What are Employee Rights When a Company is Insolvent?
If an employer enters into insolvency then it is understandably an extremely anxious and worrying time for the employees.
Thankfully, there are special arrangements for employees who are dismissed as a result of the insolvency of their employer. The National Insurance Fund can guarantee a basic minimum of payments to cover redundancy and other contractual payments, within limits, and aims to pay 80 percent of all claims within three weeks of a claim being made.
These payments are subject to legal limits. The maximum weekly amount an employee can receive is £464.00 per week, and this is limited to a predefined period.
Unfortunately, this same scheme does not offer any protection to agency workers or self-employed contractors. Agency workers should always contact their agencies to see where they stand, while the first port of call for employees should be the administrator of their former employer.
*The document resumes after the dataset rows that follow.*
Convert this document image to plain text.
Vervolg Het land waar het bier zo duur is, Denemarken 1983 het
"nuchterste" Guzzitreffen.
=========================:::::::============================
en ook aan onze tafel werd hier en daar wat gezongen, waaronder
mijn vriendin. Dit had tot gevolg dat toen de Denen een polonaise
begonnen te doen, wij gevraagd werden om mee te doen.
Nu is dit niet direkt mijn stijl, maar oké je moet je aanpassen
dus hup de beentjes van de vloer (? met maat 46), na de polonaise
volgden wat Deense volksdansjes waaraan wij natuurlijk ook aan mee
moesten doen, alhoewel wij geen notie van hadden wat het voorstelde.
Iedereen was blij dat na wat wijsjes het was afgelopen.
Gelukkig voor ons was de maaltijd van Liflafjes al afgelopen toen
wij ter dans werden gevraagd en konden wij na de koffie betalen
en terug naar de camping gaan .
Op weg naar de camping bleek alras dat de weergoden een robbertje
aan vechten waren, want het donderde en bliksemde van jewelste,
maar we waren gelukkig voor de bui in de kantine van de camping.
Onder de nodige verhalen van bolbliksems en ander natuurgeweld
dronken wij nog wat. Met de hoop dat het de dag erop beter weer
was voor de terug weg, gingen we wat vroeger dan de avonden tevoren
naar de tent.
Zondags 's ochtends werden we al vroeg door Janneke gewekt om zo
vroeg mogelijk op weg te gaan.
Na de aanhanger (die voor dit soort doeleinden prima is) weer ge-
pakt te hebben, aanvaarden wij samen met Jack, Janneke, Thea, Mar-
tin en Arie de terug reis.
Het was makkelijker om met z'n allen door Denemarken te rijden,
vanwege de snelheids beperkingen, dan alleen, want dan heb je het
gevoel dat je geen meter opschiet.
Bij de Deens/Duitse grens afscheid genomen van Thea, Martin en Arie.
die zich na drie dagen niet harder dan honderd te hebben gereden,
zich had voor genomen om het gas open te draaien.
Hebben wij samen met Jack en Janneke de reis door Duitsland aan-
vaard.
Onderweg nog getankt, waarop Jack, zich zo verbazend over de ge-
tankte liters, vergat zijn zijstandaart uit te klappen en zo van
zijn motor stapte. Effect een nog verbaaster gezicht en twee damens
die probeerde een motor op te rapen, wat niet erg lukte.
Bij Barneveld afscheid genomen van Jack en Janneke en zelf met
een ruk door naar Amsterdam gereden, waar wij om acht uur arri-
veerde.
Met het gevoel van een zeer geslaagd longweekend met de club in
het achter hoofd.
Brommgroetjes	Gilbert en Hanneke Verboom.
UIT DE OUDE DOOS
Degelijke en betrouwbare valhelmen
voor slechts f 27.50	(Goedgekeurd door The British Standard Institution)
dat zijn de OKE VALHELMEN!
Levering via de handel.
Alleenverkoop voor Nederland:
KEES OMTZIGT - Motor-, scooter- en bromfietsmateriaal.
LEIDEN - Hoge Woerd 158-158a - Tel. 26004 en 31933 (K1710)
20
The Different Types of Insolvency
If you work for a company that has become insolvent, this can mean one of the following 5 things. Each of these will have slightly different implications for employees.
- Administration – this occurs when an employer asks an administrator to come into the company to try and keep it going.
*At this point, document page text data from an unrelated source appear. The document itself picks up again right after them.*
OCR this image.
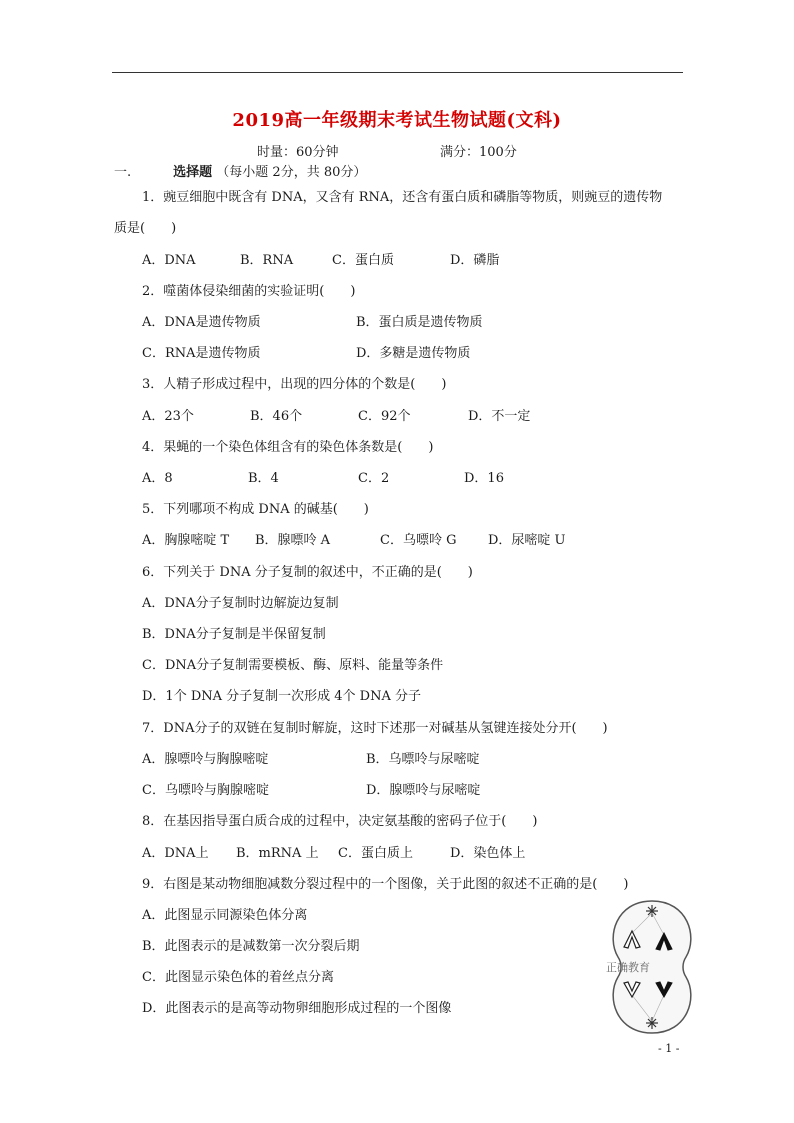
2019高一年级期末考试生物试题(文科)
时量：60分钟	满分：100分
一.	选择题 （每小题 2分，共 80分）
1．豌豆细胞中既含有 DNA，又含有 RNA，还含有蛋白质和磷脂等物质，则豌豆的遗传物
质是(　　)
A．DNA	B．RNA	C．蛋白质	D．磷脂
2．噬菌体侵染细菌的实验证明(　　)
A．DNA是遗传物质	B．蛋白质是遗传物质
C．RNA是遗传物质	D．多糖是遗传物质
3．人精子形成过程中，出现的四分体的个数是(　　)
A．23个	B．46个	C．92个	D．不一定
4．果蝇的一个染色体组含有的染色体条数是(　　)
A．8	B．4	C．2	D．16
5．下列哪项不构成 DNA 的碱基(　　)
A．胸腺嘧啶 T B．腺嘌呤 A	C．乌嘌呤 G D．尿嘧啶 U
6．下列关于 DNA 分子复制的叙述中，不正确的是(　　)
A．DNA分子复制时边解旋边复制
B．DNA分子复制是半保留复制
C．DNA分子复制需要模板、酶、原料、能量等条件
D．1个 DNA 分子复制一次形成 4个 DNA 分子
7．DNA分子的双链在复制时解旋，这时下述那一对碱基从氢键连接处分开(　　)
A．腺嘌呤与胸腺嘧啶	B．乌嘌呤与尿嘧啶
C．乌嘌呤与胸腺嘧啶	D．腺嘌呤与尿嘧啶
8．在基因指导蛋白质合成的过程中，决定氨基酸的密码子位于(　　)
A．DNA上 B．mRNA 上 C．蛋白质上	D．染色体上
9．右图是某动物细胞减数分裂过程中的一个图像，关于此图的叙述不正确的是(　　)
A．此图显示同源染色体分离
B．此图表示的是减数第一次分裂后期
C．此图显示染色体的着丝点分离
D．此图表示的是高等动物卵细胞形成过程的一个图像
正确教育
- 1 -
- Company Voluntary Arrangement – This is another restructuring mechanism, where the company arranges a payment plan agreed upon by creditors.
- Company liquidation – the company is closed and its assets are sold to pay its creditors.
- Receivership – similar to liquidation but it’s usually instigated by a single creditor that has lent money to the company securely, such as a bank. The assets are then sold to repay that creditor alone.
- Creditor voluntary liquidation – a process designed to allow an insolvent company to close voluntarily. The decision to liquidate is made by a board resolution but instigated by the directors.
What are the Rights and Entitlements of Employees?
If you’re owed money by the insolvent company, you should claim it through the insolvency practitioner, who is the independent professional who administers the insolvency. In some instances i.e. if a company rescue is being attempted or the business is being sold, you might be asked to continue working.
This will not affect your rights to redundancy pay if the business closes at a later date. If the business is sold to a third party, your employment rights will be protected. This includes any pay you might be owed.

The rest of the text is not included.